The Cure by Glenn Cooper

Author:Glenn Cooper [Cooper, Glenn]
Language: eng
Format: epub
ISBN: 9781800242210
Publisher: Head of Zeus
Published: 2020-08-19T16:00:00+00:00


31

Mandy didn’t want to do it, but she really could not say no. Besides, it was not as if it was interfering with a busy schedule. So, she obliged Rosenberg by posing for him on a stool he placed by his chosen window, the one he thought was glowing best in the soft, afternoon sunlight.

He had traveled light—for an artist that meant foregoing his cumbersome set of oils and brushes, palette knives and solvents, canvases and boards, for a simple set of watercolors and paper.

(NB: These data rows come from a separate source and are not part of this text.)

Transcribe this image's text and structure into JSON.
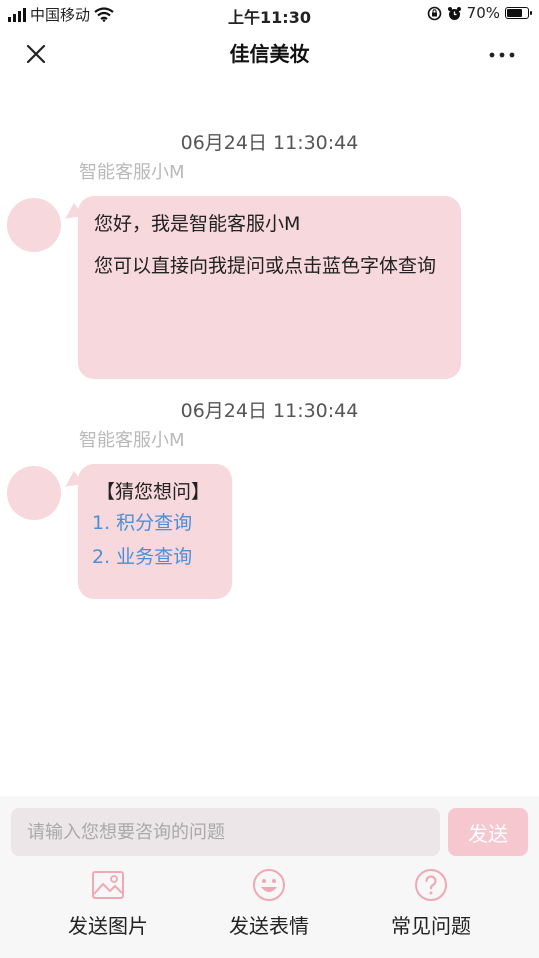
{
  "status_bar": {
    "carrier": "中国移动",
    "time": "上午11:30",
    "battery": "70%",
    "battery_level": 0.7,
    "icons": [
      "signal-icon",
      "wifi-icon",
      "rotation-lock-icon",
      "alarm-icon",
      "battery-icon"
    ]
  },
  "nav": {
    "title": "佳信美妆",
    "close_icon": "close-icon",
    "more_icon": "more-icon"
  },
  "chat": {
    "messages": [
      {
        "timestamp": "06月24日 11:30:44",
        "sender": "智能客服小M",
        "lines": [
          "您好，我是智能客服小M",
          "您可以直接向我提问或点击蓝色字体查询"
        ]
      },
      {
        "timestamp": "06月24日 11:30:44",
        "sender": "智能客服小M",
        "header": "【猜您想问】",
        "links": [
          "1. 积分查询",
          "2. 业务查询"
        ]
      }
    ]
  },
  "input": {
    "placeholder": "请输入您想要咨询的问题",
    "value": "",
    "send_label": "发送"
  },
  "toolbar": [
    {
      "label": "发送图片",
      "icon": "image-icon"
    },
    {
      "label": "发送表情",
      "icon": "emoji-icon"
    },
    {
      "label": "常见问题",
      "icon": "question-icon"
    }
  ],
  "colors": {
    "bubble": "#f7d8dc",
    "link": "#4a8fd8",
    "send_button": "#f6c7cf",
    "icon_pink": "#f0a8b5"
  }
}
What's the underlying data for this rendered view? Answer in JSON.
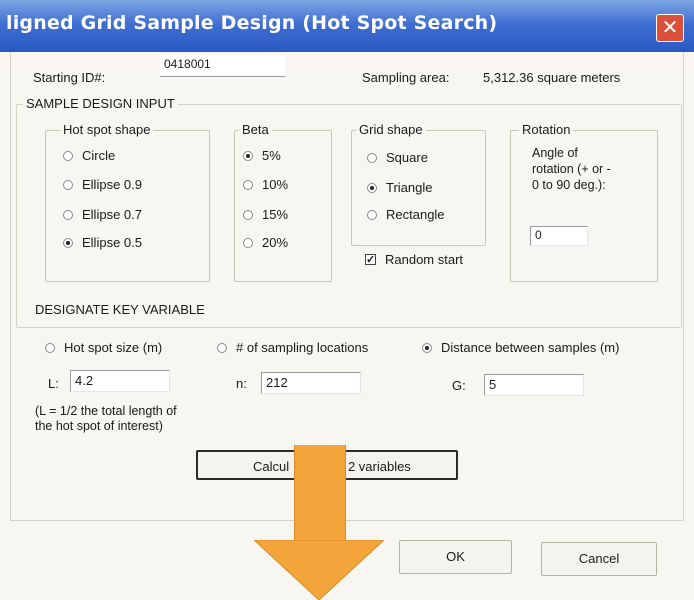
{
  "window": {
    "title": "ligned Grid Sample Design (Hot Spot Search)",
    "close_glyph": "✕"
  },
  "header": {
    "starting_id_label": "Starting ID#:",
    "starting_id_value": "0418001",
    "sampling_area_label": "Sampling area:",
    "sampling_area_value": "5,312.36 square meters"
  },
  "sample_design": {
    "title": "SAMPLE DESIGN INPUT",
    "hot_spot_shape": {
      "legend": "Hot spot shape",
      "options": [
        "Circle",
        "Ellipse 0.9",
        "Ellipse 0.7",
        "Ellipse 0.5"
      ],
      "selected": "Ellipse 0.5"
    },
    "beta": {
      "legend": "Beta",
      "options": [
        "5%",
        "10%",
        "15%",
        "20%"
      ],
      "selected": "5%"
    },
    "grid_shape": {
      "legend": "Grid shape",
      "options": [
        "Square",
        "Triangle",
        "Rectangle"
      ],
      "selected": "Triangle"
    },
    "random_start": {
      "label": "Random start",
      "checked": true
    },
    "rotation": {
      "legend": "Rotation",
      "description_line1": "Angle of",
      "description_line2": "rotation (+ or -",
      "description_line3": "0 to 90 deg.):",
      "value": "0"
    }
  },
  "key_variable": {
    "title": "DESIGNATE KEY VARIABLE",
    "options": [
      "Hot spot size (m)",
      "# of sampling locations",
      "Distance between samples (m)"
    ],
    "selected": "Distance between samples (m)",
    "l_label": "L:",
    "l_value": "4.2",
    "n_label": "n:",
    "n_value": "212",
    "g_label": "G:",
    "g_value": "5",
    "note_line1": "(L = 1/2 the total length of",
    "note_line2": "the hot spot of interest)",
    "calc_left": "Calcul",
    "calc_right": "r 2 variables"
  },
  "buttons": {
    "ok": "OK",
    "cancel": "Cancel"
  },
  "overlay": {
    "arrow_color": "#f3a53c",
    "direction": "down"
  }
}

“When I start with a subject, I always ask them this question,” he said. “How do you see yourself?”

She made a what-the-hell expression. “I thought that was the artist’s job.”

“Well it is, and I will paint you as I see you, but I don’t want to ignore your own perceptions.”

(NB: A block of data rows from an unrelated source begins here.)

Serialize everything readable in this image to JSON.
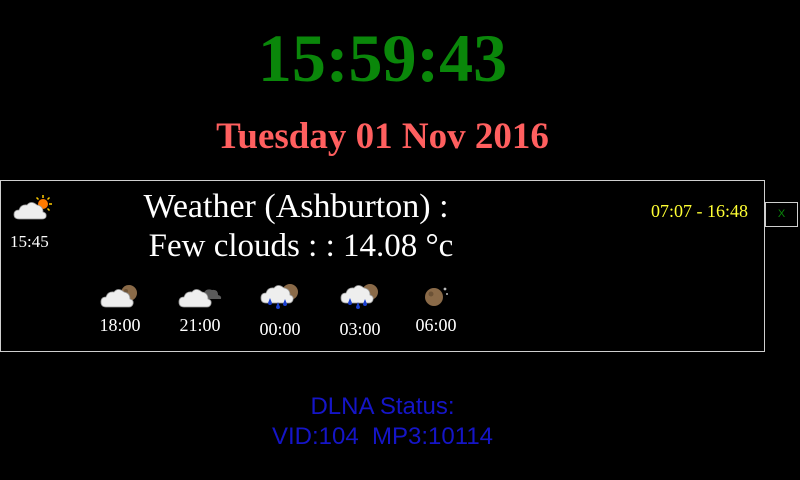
{
  "clock": {
    "time": "15:59:43"
  },
  "date": {
    "text": "Tuesday 01 Nov 2016"
  },
  "weather": {
    "current_icon": "sun-behind-cloud-icon",
    "current_time": "15:45",
    "title": "Weather (Ashburton) :",
    "description": "Few clouds : : 14.08 °c",
    "sun_times": "07:07 - 16:48",
    "forecast": [
      {
        "time": "18:00",
        "icon": "cloud-moon-icon"
      },
      {
        "time": "21:00",
        "icon": "cloud-dark-cloud-icon"
      },
      {
        "time": "00:00",
        "icon": "rain-cloud-moon-icon"
      },
      {
        "time": "03:00",
        "icon": "rain-cloud-moon-icon"
      },
      {
        "time": "06:00",
        "icon": "moon-icon"
      }
    ]
  },
  "close_button": {
    "label": "X"
  },
  "dlna": {
    "title": "DLNA Status:",
    "counts": "VID:104  MP3:10114"
  },
  "colors": {
    "clock": "#0a870a",
    "date": "#ff5f5f",
    "sun_times": "#ffff33",
    "dlna": "#1515c8"
  }
}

She gave it some thought. “Okay, I’m a serious person. I think you understand that. I wish I were more frivolous, but I’m not. First and foremost, I’m a scientist. I suppose you can put some lab equipment in the painting to show that.” Her quivering lower lip previewed what she was about to say next. “I was a wife. Not the best wife in history, but I was a wife. I guess that’s it. That’s me.”

“Can I be honest with you?”

“We helped bury each other’s spouses, Stanley. I think we can be honest.”

“I think you’re selling yourself short,” he said. “You are so much more than that. I see a passionate young woman who’s got an amazing understanding of the mysteries of life. I see a friend. And believe me, I’m decades too old to be hitting on you, but I see a sensuous woman, a lover, who is a wonderfully perplexing mixture of strength and frailty.”

She laughed lightly. “Did you forget your glasses at home?”

“I see just fine, missy. Now sit still while I sketch.”

“I’m wearing a gray sweatshirt. I’d hate to be remembered in this thing.”

“I’ve got enough imagination to paint a different top.”

She got fidgety after an hour and he released her from her perch. She’d been thinking about Jamie and how far he might have gotten on the road. She wondered how they would find one another now that Derek was gone. She would not rush into his arms. She was in mourning. Derek’s memory had to be respected. She imagined that Jamie would feel the same. She let it rest after a while. They would work it out. People always did.

“Would you like a coffee?” she said.

“Would I ever,” Rosenberg said, setting his brush down.

It was a guilty pleasure using the microwave to heat water. She wasn’t sure how much power a microwave pulled, but a minute here, a minute there would simply not make a meaningful dent in the generator diesel supply. As the coffee dripped through the filter paper into a lab beaker, she asked Rosenberg if she could sneak a look at the painting.

“I’m not one of these artists who gets all uptight about letting someone see a work-in-progress, but there’s not a lot to see yet.